The FCA is confident in the future of the advice industry but will need further feedback as it sets about reviewing the success of the RDR and the effectiveness of the Financial Advice Markets Review.
Speaking at an Adviser Home/Octopus Investments event this week, the regulator’s head of customer distribution policy Alex Roy said the FCA’s review will require advisers to hand over even more information.
He said: “There will be another data collection – hopefully small – on data and charging and advice models. We are also doing consumer research.
“Hoping there will be regular updates as we go and we are looking to hold more events and talk to more advisers. It’s about the industry pushing us as a regulator into a space that the consumer truly needs.”

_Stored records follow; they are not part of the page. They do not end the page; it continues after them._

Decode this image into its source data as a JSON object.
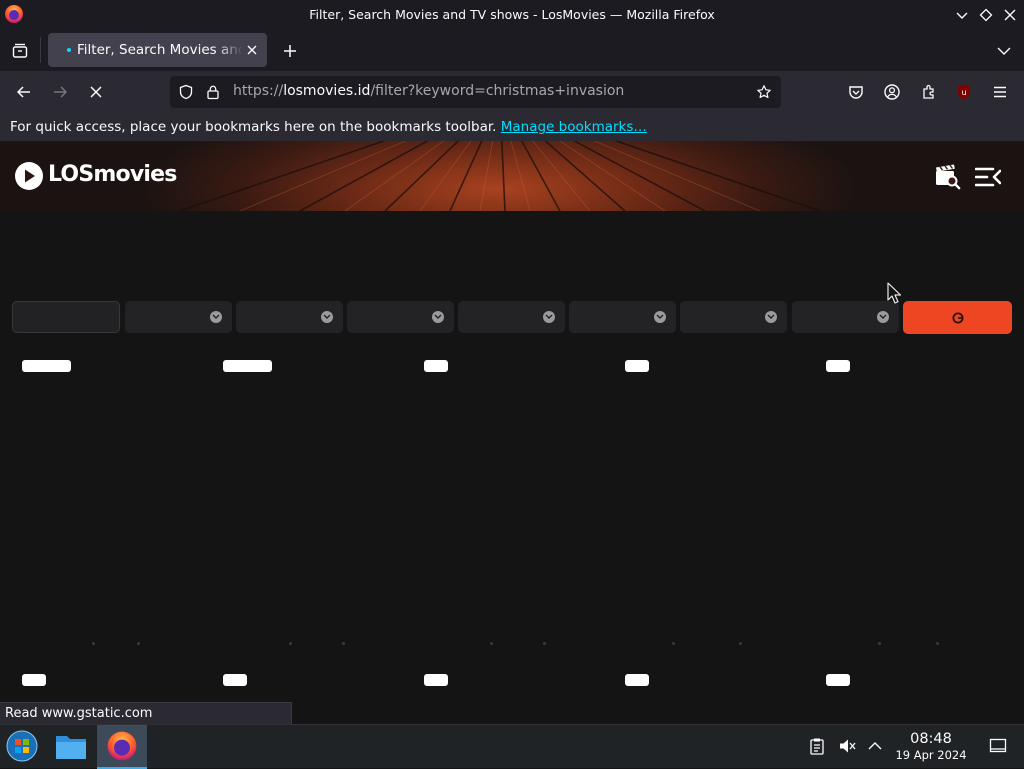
{
  "window": {
    "title": "Filter, Search Movies and TV shows - LosMovies — Mozilla Firefox"
  },
  "tab": {
    "title": "Filter, Search Movies and TV shows - LosMovies"
  },
  "urlbar": {
    "scheme": "https://",
    "host": "losmovies.id",
    "path": "/filter?keyword=christmas+invasion"
  },
  "extensions": {
    "badge_count": "3"
  },
  "bookmarks_bar": {
    "message": "For quick access, place your bookmarks here on the bookmarks toolbar.",
    "manage_link": "Manage bookmarks…"
  },
  "site": {
    "logo_text": "LOSmovies",
    "accent_color": "#ee4522"
  },
  "filters": {
    "keyword_placeholder": "",
    "dropdowns": [
      "",
      "",
      "",
      "",
      "",
      "",
      ""
    ]
  },
  "status_bar": {
    "text": "Read www.gstatic.com"
  },
  "taskbar": {
    "time": "08:48",
    "date": "19 Apr 2024"
  },
  "icons": [
    "firefox-icon",
    "minimize-icon",
    "maximize-icon",
    "close-icon",
    "list-all-tabs-icon",
    "tab-close-icon",
    "new-tab-icon",
    "back-icon",
    "forward-icon",
    "stop-loading-icon",
    "tracking-shield-icon",
    "lock-icon",
    "bookmark-star-icon",
    "pocket-icon",
    "account-icon",
    "extensions-icon",
    "ublock-icon",
    "menu-icon",
    "movie-search-icon",
    "menu-toggle-icon",
    "reset-filter-icon",
    "start-menu-icon",
    "file-manager-icon",
    "clipboard-icon",
    "volume-muted-icon",
    "tray-expand-icon",
    "show-desktop-icon"
  ]
}
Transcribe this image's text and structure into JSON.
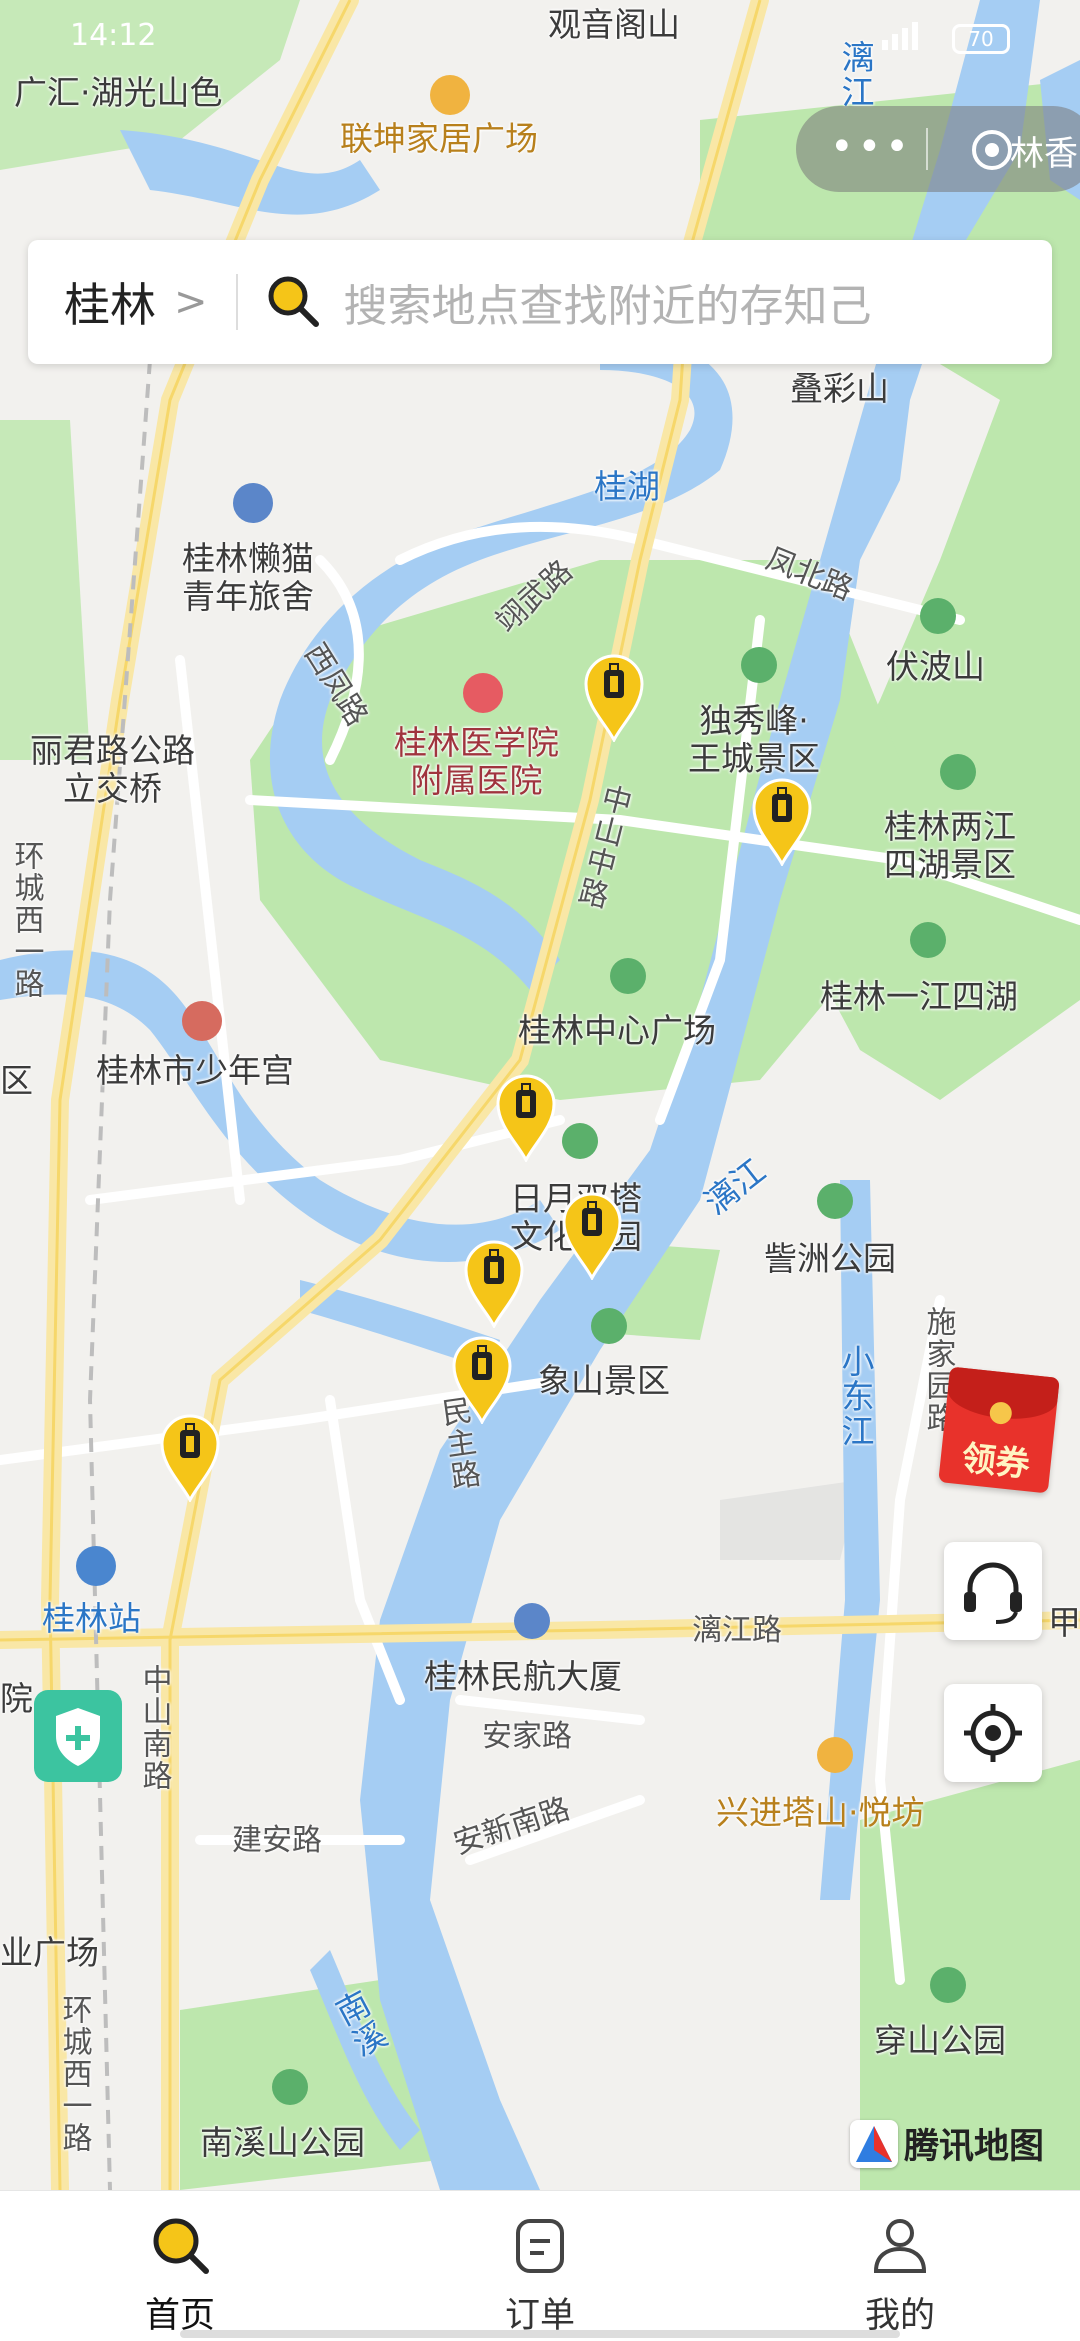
{
  "status_bar": {
    "time": "14:12",
    "battery": "70"
  },
  "capsule": {
    "dots": "•••",
    "right_text": "林香"
  },
  "search": {
    "city": "桂林",
    "chevron": ">",
    "placeholder": "搜索地点查找附近的存知己"
  },
  "map": {
    "labels": {
      "guanyinge": "观音阁山",
      "guanghui": "广汇·湖光山色",
      "liankun": "联坤家居广场",
      "lijiang_top": "漓江",
      "diecaishan": "叠彩山",
      "guihu": "桂湖",
      "lazycat": "桂林懒猫\n青年旅舍",
      "xiangwu_road": "翊武路",
      "fengbei_road": "凤北路",
      "xifan_road": "西凤路",
      "hospital": "桂林医学院\n附属医院",
      "duxiufeng": "独秀峰·\n王城景区",
      "fubo": "伏波山",
      "lijun": "丽君路公路\n立交桥",
      "zhongshan_zhong": "中山中路",
      "liangjiang": "桂林两江\n四湖景区",
      "huancheng_xi": "环城西一路",
      "yijiang": "桂林一江四湖",
      "center_square": "桂林中心广场",
      "youth_palace": "桂林市少年宫",
      "riyue_ta": "日月双塔\n文化公园",
      "lijiang_mid": "漓江",
      "zizhou": "訾洲公园",
      "xiangshan": "象山景区",
      "minzhu": "民主路",
      "xiaodong": "小东江",
      "shijiayuan": "施家园路",
      "guilin_station": "桂林站",
      "lijiang_road": "漓江路",
      "minhang": "桂林民航大厦",
      "zhongshan_nan": "中山南路",
      "anjia": "安家路",
      "anxin_nan": "安新南路",
      "xingjin": "兴进塔山·悦坊",
      "jianan": "建安路",
      "yeguangchang": "业广场",
      "huancheng_xi2": "环城西一路",
      "chuanshan": "穿山公园",
      "nanxi_river": "南溪",
      "nanxishan": "南溪山公园",
      "qu_left": "区",
      "jia_right": "甲",
      "yuan_left": "院"
    }
  },
  "coupon": {
    "label": "领券"
  },
  "map_brand": "腾讯地图",
  "tabs": [
    {
      "label": "首页",
      "icon": "search-icon",
      "active": true
    },
    {
      "label": "订单",
      "icon": "order-icon",
      "active": false
    },
    {
      "label": "我的",
      "icon": "profile-icon",
      "active": false
    }
  ],
  "colors": {
    "accent": "#f5c518",
    "park": "#b9e6ad",
    "water": "#a5cdf3",
    "road_major": "#f9e7a6"
  }
}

The FCA is expected to issue its first full progress report on the review in the second half of next year.
Roy said: “We really have been pleased in the last years since our first review of RDR. The key goal of RDR is making investment market better for consumers which we have seen in many ways. Our goal with FAMR was simpler, it’s about easier and more affordable access to advice.
“Financial services in the UK is one of the UK’s greatest success stories and advice is a major part of that success.”
Roy said the FCA is also aware that advisers are not always confident in its communications.
He said: “Unsurprisingly we hear a lot about the regulatory perimeters between firms and the FCA and we acknowledge that.”
The FCA has a vital role to play in meeting advisers’ expectations but remains committed to servicing customers rather than advisers which are its client, he added.
“I agree we could do more and I’d like to see us do more, but we will not move from that fundamental position of being around to protect consumers.”
The FCA outlined its concerns in the industry in a long-awaited call for input on its RDR/FAMR review in May.
These included fears that initiatives put into play to protect customers and foster transparency in the industry may not have been effective.
Roy said advisers have not, however, been forthright with presenting their ideas for a better functioning industry.
He said: “Following FAMR, the idea was to open the doors and tell the world we are here and open for advisers to come and bring their ideas for development and we’ve not had as many as we expected.
“We are here to help firms develop innovative solutions though our development and innovation hub. It’s important to us because we want to see consumers get the services they can afford.”
Ongoing concerns about pension transfers are currently high on the FCA’s assessment radar as it continues to collect data for the review.
Roy says: “We also heard a lot about defined benefit to defined contribution pension transfers and we’ve seen a lot of problem with quality of advice in this area and ongoing issues with PI insurance.
“This adds to the main things we have heard in the review so far which includes lack of access to appropriate services, unclear regulatory perimeter for advice, challenges around innovation, engaging consumers with the need for advice”
Remaining areas of concern the FCA is set to focus in the next 12 months include consumers’ struggles to assess the cost of advice.
Roy said: “Many may overpay for services they don’t need and advice may not be available for consumers with small pots. When we look at our work on advice and guidance we recognise support and help is needed now more than ever a people try to navigate themselves through difficult decisions.”
The watchdog also has plans to ramp up its look at conflicts of interest that could lead to poor outcomes.
It will spend more time assessing how technology can be used to support advice offerings.
Roy said: “We need to look at how technology can be used to create new solutions to meet customer needs because the flip side of professionalism is the more qualified advisers are, the more costs are pushed up.”